Porte e finestre devono essere spalancate sul mondo in tutta la sua orizzontalità e verticalità, se si vuole dare corso a un diverso ordine del discorso, della cultura, del lavoro, della politica.
Si tratta, quindi, non di sottovalutare la democrazia ma di modificarne radicalmente tutti i processi decisionali, di rovesciare la presente qualità monopolistica maschile attraverso un conflitto di sesso radicato nel conflitto sociale.
Due conflitti contestuali che vanno articolati in uno snodo virtuoso, non sottaciuti come mi pare accada troppo di frequente al femminismo.

Questa pratica bidirezionale (orizzontale e verticale) tesa alla destrutturazione e ristrutturazione dell’esistente non può neppure sottovalutare la demolizione del complesso apparato garantista, di attuazione costituzionale, che promuoveva nel Novecento i diritti dei lavoratori e, formalmente, delle lavoratrici.

La divisione sessista del lavoro (per il mercato e per la famiglia), le discriminazioni de facto sempre presenti nel lavoro produttivo, non devono indurci a sottovalutare l’importanza di un sistema di regole la cui cancellazione ha prodotto, negli ultimi venti anni, condizioni di annientamento nello sfruttamento che le giovani donne patiscono insieme a tutti gli altri precari, e che bene descrivono nel loro intervento.

Anche qui, il sistema deve essere modificato, l’esperienza femminile del lavoro, sempre tenuta al margine, deve essere messa al centro per incidere profondamente sulle regole, ma la garanzia di quelle regole non è concepibile che venga semplicemente rimossa per tutte e tutti.
Si accompagna a questa un’altra considerazione, particolarmente importante in un periodo di crisi e di scarsità di opportunità lavorative, soprattutto per le donne: la necessità della erogazione anche in Italia di un basic income, qualificabile come fattore di “redistribuzione della dignità” (M R Marella in {“Oltre il pubblico e il privato}”).
Anche di questo si è parlato (non molto, purtroppo) nelle assemblee e in alcuni gruppi a Paestum.

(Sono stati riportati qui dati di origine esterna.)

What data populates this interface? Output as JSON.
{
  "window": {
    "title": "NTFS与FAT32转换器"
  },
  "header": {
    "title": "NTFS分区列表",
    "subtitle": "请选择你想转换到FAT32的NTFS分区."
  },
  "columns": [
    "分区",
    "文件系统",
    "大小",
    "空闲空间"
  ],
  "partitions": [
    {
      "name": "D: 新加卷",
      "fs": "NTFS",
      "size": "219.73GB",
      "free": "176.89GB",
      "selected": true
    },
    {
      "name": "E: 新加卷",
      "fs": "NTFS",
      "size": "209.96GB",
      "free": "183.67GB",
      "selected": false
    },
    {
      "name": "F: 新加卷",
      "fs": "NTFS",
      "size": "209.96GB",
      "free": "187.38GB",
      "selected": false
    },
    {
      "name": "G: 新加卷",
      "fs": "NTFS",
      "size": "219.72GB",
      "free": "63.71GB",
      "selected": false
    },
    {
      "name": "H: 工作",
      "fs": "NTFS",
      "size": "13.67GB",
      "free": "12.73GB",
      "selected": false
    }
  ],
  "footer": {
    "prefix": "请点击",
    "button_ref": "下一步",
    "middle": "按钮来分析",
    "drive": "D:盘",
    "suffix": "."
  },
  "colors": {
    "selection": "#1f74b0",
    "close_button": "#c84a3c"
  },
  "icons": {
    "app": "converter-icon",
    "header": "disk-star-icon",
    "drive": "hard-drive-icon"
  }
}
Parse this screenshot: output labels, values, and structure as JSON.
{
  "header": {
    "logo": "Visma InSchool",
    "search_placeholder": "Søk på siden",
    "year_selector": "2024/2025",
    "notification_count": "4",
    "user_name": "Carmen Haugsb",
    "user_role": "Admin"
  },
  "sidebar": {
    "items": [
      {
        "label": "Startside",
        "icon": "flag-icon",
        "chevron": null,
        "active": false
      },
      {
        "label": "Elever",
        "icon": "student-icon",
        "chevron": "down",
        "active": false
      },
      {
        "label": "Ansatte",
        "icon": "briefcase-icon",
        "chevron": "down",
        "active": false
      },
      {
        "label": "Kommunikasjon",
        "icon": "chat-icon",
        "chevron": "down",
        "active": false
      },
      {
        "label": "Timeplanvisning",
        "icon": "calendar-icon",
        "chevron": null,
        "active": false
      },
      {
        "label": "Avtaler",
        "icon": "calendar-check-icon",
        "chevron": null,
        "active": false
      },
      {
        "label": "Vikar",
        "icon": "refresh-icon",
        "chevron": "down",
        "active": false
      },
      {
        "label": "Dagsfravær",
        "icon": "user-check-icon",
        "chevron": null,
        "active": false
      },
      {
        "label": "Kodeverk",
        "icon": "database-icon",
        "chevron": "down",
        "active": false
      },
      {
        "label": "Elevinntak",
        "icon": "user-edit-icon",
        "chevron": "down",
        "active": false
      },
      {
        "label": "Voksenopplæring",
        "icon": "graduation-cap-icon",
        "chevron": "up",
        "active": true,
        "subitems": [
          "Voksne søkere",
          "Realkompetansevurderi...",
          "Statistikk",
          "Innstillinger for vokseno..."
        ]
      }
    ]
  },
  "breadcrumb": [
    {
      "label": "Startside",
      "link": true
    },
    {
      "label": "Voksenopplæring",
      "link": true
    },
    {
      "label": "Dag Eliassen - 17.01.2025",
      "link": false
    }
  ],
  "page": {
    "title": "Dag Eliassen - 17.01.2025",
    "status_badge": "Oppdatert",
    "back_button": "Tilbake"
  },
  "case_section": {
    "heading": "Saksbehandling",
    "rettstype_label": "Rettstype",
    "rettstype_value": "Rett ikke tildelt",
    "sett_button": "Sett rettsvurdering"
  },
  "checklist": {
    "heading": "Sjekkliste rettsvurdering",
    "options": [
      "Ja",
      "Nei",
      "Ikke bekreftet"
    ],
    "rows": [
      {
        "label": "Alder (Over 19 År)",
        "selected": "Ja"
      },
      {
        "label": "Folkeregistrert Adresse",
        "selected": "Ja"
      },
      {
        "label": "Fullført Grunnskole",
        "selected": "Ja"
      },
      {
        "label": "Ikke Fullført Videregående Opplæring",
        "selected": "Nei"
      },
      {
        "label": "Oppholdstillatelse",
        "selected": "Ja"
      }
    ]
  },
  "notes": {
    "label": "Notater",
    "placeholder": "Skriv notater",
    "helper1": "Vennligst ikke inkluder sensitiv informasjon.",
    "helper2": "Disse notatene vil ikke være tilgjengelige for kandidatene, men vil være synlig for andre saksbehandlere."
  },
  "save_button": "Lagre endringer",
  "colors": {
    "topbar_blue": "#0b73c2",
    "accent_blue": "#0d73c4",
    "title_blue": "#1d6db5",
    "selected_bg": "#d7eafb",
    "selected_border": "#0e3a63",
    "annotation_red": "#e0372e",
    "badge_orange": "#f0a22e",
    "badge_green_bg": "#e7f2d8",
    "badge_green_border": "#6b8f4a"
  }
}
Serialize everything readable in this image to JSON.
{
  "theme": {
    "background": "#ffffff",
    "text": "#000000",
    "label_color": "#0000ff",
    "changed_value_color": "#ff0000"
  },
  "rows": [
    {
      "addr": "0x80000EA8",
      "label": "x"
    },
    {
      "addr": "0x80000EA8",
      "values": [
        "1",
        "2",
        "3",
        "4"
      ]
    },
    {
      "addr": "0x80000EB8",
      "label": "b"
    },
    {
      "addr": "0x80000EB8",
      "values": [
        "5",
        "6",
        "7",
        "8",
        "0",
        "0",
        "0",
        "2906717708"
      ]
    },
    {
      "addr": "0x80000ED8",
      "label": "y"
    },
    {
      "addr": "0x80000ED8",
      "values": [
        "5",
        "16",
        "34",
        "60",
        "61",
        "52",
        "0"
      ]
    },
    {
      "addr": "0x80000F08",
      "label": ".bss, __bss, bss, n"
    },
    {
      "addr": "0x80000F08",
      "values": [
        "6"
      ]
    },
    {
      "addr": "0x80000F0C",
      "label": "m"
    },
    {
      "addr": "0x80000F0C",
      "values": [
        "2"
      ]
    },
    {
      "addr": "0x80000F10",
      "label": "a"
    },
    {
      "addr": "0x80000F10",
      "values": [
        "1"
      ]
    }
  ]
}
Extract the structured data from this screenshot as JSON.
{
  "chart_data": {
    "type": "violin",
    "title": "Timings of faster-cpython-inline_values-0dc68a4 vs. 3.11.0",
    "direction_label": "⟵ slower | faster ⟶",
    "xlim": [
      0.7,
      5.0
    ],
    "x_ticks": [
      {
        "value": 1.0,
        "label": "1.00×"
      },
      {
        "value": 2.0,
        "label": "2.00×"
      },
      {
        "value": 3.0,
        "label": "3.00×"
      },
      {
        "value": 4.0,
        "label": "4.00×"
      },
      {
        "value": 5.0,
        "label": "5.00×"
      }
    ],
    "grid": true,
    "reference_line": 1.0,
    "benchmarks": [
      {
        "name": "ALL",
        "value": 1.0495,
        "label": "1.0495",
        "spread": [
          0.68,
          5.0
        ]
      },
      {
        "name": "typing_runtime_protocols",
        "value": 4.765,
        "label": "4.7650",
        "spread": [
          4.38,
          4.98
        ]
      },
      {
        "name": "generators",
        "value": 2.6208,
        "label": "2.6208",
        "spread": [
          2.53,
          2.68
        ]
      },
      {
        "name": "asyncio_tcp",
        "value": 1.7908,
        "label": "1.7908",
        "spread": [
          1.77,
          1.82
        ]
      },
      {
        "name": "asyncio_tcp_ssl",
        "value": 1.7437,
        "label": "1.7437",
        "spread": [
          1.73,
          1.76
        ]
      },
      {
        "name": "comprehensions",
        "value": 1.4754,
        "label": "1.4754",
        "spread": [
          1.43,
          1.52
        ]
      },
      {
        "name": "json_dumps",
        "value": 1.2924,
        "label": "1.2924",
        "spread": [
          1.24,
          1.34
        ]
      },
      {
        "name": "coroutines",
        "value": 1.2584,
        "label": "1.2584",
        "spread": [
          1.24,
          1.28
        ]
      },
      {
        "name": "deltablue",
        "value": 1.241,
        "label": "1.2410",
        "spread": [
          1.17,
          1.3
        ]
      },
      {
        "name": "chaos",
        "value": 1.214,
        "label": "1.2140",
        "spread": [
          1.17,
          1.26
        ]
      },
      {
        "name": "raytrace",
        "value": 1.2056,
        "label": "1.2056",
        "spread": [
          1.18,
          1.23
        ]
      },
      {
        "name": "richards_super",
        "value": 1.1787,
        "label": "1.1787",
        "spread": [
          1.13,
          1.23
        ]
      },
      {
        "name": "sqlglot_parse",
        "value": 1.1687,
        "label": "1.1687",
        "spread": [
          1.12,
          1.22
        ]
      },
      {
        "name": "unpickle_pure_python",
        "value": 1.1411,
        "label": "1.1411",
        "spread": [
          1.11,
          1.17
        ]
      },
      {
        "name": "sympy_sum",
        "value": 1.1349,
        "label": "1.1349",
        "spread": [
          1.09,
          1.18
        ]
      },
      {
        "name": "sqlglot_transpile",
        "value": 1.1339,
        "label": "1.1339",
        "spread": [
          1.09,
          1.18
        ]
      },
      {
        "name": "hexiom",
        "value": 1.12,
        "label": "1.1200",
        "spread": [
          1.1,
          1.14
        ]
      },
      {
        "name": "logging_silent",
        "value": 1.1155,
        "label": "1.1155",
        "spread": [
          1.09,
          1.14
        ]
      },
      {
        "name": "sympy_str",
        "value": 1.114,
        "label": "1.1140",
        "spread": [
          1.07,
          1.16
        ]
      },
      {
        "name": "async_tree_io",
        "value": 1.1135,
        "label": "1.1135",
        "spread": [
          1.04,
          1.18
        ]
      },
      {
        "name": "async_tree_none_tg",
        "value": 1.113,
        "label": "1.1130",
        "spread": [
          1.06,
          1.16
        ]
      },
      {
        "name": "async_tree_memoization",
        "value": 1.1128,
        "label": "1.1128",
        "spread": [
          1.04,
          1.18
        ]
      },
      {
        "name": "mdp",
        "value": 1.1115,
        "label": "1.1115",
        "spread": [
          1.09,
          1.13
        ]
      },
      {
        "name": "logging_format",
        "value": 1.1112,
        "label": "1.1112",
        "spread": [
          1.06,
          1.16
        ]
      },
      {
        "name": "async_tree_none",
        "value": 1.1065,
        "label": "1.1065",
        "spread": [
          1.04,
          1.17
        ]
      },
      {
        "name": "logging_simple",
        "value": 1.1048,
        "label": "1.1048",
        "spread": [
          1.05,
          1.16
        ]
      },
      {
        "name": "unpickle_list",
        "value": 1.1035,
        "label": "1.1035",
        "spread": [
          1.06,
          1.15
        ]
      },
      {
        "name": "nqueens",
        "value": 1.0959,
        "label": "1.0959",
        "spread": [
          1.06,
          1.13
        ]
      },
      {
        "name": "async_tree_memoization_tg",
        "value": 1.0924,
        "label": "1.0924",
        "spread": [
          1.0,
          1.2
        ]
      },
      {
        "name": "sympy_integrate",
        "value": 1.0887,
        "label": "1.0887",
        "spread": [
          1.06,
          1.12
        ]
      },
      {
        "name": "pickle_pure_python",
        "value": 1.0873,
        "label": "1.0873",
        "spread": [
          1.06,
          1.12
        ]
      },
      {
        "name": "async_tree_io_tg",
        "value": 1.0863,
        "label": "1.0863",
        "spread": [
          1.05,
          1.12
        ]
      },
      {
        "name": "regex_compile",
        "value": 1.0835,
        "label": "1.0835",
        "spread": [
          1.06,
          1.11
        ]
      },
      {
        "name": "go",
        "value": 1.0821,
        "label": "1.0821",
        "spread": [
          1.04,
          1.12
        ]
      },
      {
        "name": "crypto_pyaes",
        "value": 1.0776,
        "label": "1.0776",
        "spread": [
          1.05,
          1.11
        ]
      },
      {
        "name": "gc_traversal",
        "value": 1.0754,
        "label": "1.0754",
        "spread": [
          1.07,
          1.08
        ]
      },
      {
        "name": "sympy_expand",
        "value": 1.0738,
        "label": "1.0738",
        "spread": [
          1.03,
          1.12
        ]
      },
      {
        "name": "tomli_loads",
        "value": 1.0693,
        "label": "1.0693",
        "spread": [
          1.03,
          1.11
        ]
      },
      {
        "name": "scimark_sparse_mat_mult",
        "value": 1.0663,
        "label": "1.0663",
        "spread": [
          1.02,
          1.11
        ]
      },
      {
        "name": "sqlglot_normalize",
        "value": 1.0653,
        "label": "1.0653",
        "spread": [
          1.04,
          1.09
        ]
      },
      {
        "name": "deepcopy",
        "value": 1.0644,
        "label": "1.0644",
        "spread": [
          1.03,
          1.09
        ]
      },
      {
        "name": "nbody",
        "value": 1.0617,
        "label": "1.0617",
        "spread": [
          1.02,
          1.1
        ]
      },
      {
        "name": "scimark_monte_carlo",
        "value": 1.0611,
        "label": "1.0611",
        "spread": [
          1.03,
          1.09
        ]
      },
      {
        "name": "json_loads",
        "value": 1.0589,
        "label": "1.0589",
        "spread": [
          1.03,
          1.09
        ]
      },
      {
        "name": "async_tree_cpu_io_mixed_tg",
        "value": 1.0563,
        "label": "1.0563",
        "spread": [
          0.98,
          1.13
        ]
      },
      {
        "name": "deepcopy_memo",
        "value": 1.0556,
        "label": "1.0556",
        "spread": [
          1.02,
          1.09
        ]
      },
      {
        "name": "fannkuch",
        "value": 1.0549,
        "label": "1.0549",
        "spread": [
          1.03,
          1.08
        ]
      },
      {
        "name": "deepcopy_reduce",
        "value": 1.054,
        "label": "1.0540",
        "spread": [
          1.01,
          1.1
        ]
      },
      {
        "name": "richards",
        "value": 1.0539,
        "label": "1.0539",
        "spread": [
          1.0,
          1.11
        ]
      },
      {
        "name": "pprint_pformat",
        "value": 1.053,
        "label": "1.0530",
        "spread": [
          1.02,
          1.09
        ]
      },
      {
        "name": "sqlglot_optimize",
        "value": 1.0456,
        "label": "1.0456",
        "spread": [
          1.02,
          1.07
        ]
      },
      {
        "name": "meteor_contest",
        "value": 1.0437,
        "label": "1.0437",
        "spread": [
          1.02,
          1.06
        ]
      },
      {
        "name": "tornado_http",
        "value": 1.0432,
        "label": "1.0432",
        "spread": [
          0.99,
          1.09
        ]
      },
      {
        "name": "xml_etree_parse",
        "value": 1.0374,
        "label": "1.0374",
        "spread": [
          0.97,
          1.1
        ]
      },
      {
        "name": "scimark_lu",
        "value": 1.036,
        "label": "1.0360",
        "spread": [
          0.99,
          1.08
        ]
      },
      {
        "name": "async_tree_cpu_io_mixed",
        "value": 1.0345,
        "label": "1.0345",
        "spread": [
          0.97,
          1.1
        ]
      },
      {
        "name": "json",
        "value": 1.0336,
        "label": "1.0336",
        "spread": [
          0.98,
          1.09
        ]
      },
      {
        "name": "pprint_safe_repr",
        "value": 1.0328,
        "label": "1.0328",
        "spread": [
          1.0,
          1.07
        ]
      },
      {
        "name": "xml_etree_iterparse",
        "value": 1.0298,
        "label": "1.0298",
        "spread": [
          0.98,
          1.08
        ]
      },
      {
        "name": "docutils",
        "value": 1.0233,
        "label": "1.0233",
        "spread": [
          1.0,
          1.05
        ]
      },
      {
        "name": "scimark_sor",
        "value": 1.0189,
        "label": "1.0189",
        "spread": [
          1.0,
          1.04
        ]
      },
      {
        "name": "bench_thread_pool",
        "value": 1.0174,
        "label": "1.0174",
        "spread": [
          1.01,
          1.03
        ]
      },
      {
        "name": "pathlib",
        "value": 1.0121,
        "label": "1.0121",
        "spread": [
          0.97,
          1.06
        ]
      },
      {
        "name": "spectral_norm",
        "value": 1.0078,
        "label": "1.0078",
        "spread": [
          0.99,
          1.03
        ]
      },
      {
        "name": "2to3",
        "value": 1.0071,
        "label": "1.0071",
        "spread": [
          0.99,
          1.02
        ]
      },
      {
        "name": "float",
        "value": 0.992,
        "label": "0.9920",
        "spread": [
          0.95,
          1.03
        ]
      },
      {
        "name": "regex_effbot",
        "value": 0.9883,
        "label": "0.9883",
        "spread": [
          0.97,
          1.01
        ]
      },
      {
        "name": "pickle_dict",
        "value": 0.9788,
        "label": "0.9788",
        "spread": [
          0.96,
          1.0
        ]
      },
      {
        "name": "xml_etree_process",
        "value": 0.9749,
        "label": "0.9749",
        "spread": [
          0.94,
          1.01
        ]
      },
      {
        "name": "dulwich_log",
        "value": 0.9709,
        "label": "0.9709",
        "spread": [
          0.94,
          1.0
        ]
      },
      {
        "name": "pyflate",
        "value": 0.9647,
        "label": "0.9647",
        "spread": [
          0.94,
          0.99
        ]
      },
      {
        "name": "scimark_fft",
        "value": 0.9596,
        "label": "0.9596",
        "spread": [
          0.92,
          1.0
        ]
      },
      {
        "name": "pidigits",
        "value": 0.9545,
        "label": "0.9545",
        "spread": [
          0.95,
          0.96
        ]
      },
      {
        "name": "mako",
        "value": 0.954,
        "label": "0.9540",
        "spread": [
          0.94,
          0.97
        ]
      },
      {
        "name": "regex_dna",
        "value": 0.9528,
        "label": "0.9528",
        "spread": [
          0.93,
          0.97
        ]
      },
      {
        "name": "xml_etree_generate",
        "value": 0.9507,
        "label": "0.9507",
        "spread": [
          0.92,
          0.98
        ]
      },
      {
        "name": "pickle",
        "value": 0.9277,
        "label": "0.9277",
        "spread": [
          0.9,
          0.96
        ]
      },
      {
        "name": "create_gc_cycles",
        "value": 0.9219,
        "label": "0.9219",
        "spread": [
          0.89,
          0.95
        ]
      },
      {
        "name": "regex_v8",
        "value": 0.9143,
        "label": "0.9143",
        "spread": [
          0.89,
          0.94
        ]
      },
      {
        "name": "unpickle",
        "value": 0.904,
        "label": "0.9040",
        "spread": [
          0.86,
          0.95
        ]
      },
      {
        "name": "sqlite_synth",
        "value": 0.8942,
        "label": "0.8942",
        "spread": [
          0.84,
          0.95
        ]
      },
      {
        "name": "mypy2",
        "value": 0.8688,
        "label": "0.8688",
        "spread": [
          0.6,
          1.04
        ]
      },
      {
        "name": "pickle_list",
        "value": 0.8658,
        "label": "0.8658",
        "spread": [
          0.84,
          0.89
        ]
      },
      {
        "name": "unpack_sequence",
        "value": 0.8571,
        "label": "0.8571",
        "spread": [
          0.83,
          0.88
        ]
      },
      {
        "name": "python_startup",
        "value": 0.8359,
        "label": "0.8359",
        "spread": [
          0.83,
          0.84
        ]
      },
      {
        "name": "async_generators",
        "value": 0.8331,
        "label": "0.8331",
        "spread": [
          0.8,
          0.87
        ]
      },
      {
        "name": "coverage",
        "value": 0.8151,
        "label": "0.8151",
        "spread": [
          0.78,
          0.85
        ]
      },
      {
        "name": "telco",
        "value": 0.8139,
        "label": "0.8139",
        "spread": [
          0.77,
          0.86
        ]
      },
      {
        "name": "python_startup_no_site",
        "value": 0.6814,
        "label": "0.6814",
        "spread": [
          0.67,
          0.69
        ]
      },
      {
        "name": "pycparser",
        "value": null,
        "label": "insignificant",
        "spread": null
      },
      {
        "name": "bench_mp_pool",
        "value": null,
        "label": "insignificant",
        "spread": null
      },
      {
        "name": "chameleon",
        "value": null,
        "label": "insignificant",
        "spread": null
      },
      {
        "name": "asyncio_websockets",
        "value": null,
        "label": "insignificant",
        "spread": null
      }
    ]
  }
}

Un istituto che si vuole incondizionato e universalistico, una ricerca di eguaglianza nella pari dignità di ogni essere umano cui deve essere garantito un tenore di vita dignitoso. Favorevole in particolare alle donne perché esse sono maggiormente disoccupate, inoccupate, sotto qualificate e sottopagate, anche se dotate di laurea e di master, quando presenti nel mercato del lavoro.
Favorevole alla acquisizione di un autentico diritto di cittadinanza che non esiste per chi non abbia assicurata l’indipendenza economica, indipendenza per le donne assai problematica, in particolare nel tempo presente. E’ una provvidenza che permette alle donne di considerarsi cittadine a pieno titolo anche perché viene detronizzato il lavoro per il mercato che cessa di essere l’unica cosa che conta ai fini della piena cittadinanza. (C.Pateman “{Freedom and democracy}”).

Questo concetto risuona anche alle nostre orecchie di italiane, basta considerare gli art. 1 e 37 della Costituzione repubblicana: un trono al lavoro maschile, uno strapuntino a quello femminile.
Desacralizzare il lavoro, meglio, relativizzare la divisione sessista del lavoro, può servire ad attenuare il modello androcentrico, il che rappresenta, secondo me, un primo passo importante nella giusta direzione.